Google couldn't help me so here it goes: which of the two selection algorithms, FloydRivest algorithm and Introselect, has better performance.

I'm assuming It's FloydRivest algorithm, but want to be 100% sure.

Also, if there exist even better algorithm for this purpose, I'd be glad to hear about them.

Solution

TLDR; I think Floyd-Rivest is better

I recently did some research on selection algorithms for a project I am working on. Here is a basic description of each algorithm:

Introselect: Performs a bipartitioning of the data, with a single pivot. Initially, a simple pivot (e.g. middle, median-of-3, etc) is chosen. The simple pivot is usually O(n^2) in the worst case, but O(n) on average. If the recursion level goes above a certain threshold, we fallback to a median-of-medians pivot. This is more costly to compute, but guarantees O(n) worst case.
Floyd-Rivest: Performs a quintary partition of the data, with two pivots. (Technical note: The partitioning starts out as quintary, and finally resolves to three partitions once the algorithm completes). The two pivots are chosen so that the kth element lies between them, with high probability (this involves randomly sampling the data, and selecting two elements, through recursion, above and below what would be the nth-element). When the size of the partition becomes small enough, we select the pivots using a simpler method (e.g. median-of-3, etc)

As you can see, both are quite similar. Introselect starts with simple pivots, falling back to a complicated one; the Floyd-Rivest algorithm does just the opposite. The main difference is that introselect uses median-of-medians, whereas Floyd-Rivest uses a recursive sampling technique. So, I think a better comparison is median-of-medians vs Floyd-Rivest.

Which is better? From my research, it appears the hidden constants for Floyd-Rivest are smaller than median-of-medians. If I remember correctly, median-of-medians requires something like 5n comparisons (worst case), whereas Floyd-Rivest only needs 3.5n. Floyd-Rivest also uses a quintary scheme, which is better when the data can have lots of duplicates. Both introselect and Floyd-Rivest reduce to the same algorithm for small inputs, so you should get similar performance there (so long as you implement them the same). In my tests, Floyd-Rivest was 20%+ faster than all the other selection algorithms I tried. Though, I must admit, I did not test against a proper implementation of introselect that falls back to median-of-medians (I just tested the pseudo-introselect of libstdc++). In the original Floyd-Rivest paper, they themselves (who were co-authors of the median-of-medians approach) said median-of-medians "is hardly practical", and that the Floyd-Rivest algorithm was "probably the best practical choice".

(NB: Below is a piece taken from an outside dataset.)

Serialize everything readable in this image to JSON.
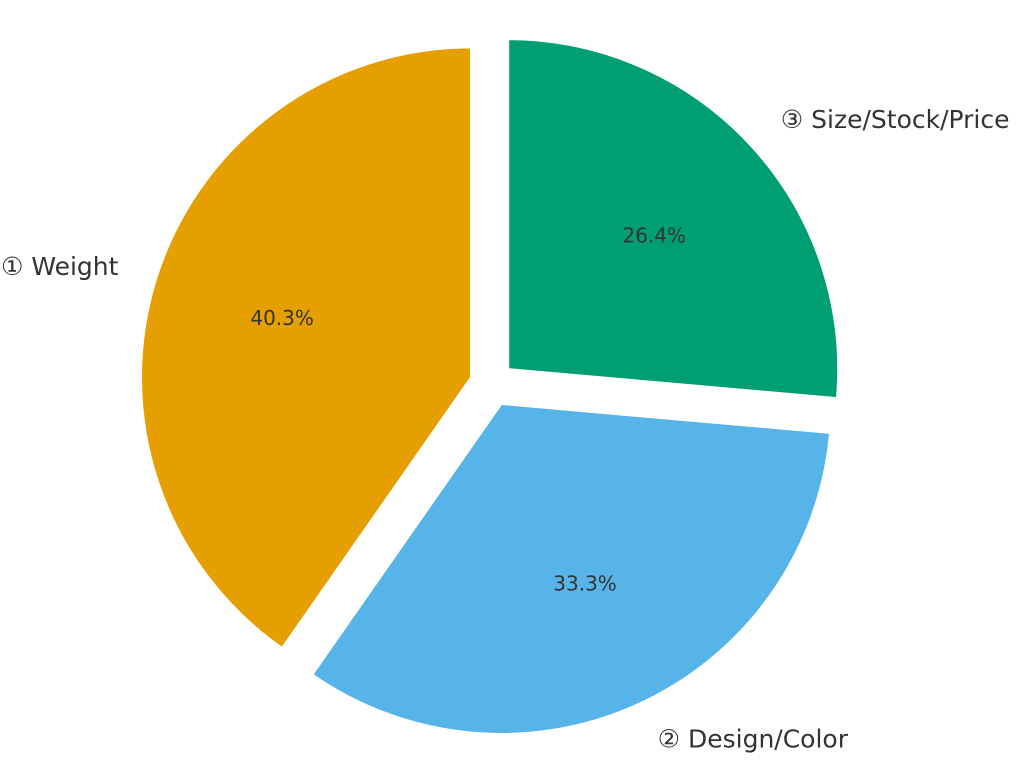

So, it seems to me, Floyd-Rivest's pivoting technique is better than median-of-medians. You could implement introselect using Floyd-Rivest's pivoting, but then you might as well just do a pure Floyd-Rivest algorithm. I would recommend Floyd-Rivest as the best selection method.

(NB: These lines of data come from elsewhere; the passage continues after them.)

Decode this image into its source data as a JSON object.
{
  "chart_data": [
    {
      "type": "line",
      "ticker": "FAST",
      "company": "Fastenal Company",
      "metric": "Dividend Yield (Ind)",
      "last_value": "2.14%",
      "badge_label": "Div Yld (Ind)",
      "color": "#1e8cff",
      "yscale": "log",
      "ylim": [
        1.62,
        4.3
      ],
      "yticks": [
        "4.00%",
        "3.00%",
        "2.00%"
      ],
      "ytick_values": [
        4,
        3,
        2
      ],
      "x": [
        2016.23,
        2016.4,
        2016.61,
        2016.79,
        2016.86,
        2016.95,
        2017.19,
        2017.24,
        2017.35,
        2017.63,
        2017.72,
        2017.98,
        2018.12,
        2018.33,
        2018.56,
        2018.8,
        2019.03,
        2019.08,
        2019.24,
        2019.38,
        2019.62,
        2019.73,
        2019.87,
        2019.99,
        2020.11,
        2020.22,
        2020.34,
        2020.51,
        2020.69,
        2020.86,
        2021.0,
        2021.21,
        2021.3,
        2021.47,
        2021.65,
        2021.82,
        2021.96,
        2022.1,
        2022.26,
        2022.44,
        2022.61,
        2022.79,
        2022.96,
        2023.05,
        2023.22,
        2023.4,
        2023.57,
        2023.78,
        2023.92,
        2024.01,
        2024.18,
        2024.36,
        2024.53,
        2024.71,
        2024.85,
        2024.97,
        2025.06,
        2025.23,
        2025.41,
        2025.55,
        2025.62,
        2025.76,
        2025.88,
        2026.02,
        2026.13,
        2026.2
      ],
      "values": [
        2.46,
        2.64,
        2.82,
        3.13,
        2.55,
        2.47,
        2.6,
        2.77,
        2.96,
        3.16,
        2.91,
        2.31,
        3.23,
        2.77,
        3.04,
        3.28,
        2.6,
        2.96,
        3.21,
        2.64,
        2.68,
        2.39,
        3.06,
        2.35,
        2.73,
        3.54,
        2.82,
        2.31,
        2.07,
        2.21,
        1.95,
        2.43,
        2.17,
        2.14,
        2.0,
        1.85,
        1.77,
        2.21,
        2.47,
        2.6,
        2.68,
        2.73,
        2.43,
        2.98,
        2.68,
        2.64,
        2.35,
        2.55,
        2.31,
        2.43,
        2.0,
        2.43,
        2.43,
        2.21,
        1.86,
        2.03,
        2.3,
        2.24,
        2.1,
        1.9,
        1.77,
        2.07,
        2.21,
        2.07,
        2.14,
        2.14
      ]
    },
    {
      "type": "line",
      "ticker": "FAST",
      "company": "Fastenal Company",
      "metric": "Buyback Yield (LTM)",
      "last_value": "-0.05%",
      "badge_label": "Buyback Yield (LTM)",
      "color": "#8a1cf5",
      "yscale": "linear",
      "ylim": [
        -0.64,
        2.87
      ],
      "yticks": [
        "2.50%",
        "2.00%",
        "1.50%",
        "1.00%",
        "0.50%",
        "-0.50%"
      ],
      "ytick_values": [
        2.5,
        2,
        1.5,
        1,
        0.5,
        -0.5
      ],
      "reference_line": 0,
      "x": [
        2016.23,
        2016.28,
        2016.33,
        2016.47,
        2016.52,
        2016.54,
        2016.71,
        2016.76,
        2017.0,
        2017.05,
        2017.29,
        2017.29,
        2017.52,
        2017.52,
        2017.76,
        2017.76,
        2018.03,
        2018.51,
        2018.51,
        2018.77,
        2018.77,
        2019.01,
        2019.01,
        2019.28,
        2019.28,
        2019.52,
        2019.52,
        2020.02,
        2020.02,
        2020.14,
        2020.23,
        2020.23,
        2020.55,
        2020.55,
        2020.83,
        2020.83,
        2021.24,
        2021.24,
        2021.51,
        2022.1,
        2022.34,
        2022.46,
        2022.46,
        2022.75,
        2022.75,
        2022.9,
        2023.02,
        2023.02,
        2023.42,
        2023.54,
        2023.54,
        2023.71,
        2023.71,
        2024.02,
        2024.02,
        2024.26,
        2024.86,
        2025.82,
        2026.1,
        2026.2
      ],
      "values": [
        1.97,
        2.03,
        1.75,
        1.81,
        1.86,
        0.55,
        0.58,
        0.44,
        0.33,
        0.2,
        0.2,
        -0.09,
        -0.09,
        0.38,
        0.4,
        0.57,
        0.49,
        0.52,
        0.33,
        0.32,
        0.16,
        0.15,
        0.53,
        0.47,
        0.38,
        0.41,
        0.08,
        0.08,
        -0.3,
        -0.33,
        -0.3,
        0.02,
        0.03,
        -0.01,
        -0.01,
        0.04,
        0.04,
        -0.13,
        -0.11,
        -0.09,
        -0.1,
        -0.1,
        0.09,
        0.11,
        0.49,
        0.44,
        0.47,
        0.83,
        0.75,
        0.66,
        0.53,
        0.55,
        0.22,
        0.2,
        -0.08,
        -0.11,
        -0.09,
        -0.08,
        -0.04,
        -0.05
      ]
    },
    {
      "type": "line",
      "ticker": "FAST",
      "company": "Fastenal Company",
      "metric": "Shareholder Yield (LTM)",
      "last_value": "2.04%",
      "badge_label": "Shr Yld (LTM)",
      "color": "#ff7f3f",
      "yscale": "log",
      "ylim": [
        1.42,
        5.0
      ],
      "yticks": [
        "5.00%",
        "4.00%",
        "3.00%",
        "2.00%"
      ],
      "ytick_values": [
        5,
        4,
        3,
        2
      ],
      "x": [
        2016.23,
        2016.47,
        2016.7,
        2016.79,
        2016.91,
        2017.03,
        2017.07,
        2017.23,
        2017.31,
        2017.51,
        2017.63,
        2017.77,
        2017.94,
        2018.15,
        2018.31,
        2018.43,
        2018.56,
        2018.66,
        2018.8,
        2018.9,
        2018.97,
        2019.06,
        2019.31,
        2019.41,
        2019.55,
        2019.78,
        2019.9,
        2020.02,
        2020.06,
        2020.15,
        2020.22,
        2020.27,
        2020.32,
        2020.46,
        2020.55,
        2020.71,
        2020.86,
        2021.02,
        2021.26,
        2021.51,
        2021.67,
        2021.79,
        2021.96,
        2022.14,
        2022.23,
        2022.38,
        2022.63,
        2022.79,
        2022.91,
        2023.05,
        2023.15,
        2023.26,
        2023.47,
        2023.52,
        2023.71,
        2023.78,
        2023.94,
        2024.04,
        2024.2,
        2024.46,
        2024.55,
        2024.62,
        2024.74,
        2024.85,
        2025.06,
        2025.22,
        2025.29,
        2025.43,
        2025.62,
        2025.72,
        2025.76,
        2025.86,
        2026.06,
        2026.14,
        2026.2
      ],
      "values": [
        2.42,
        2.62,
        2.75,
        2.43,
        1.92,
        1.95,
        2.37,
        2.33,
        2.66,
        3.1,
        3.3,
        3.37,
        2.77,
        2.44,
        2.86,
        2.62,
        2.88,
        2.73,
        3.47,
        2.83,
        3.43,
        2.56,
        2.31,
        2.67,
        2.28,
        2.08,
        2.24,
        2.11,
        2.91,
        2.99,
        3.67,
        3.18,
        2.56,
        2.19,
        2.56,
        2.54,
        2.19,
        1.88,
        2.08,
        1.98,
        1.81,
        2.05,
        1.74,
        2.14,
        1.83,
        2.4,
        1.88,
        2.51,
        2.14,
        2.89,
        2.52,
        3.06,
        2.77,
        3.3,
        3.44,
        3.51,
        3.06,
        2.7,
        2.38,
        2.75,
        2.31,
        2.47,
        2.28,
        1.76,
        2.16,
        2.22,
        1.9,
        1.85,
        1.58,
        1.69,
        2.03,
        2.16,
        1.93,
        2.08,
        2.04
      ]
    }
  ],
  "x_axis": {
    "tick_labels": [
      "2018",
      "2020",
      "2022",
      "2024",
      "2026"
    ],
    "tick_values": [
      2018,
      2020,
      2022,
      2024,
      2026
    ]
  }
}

Be warned! The original Floyd-Rivest paper gives an example implementation of their algorithm (this is the implementation listed on Wikipedia, at the time of writing this). However, this is a simplified version. From my tests, the simplified version is actually pretty slow! If you want a fast implementation, I think you'll need to implement the full algorithm. I recommend reading the paper "On Floyd and Rivest's SELECT algorithm" by Krzysztof C. Kiwiel. He gives a pretty good description of how to implement a fast Floyd-Rivest selection.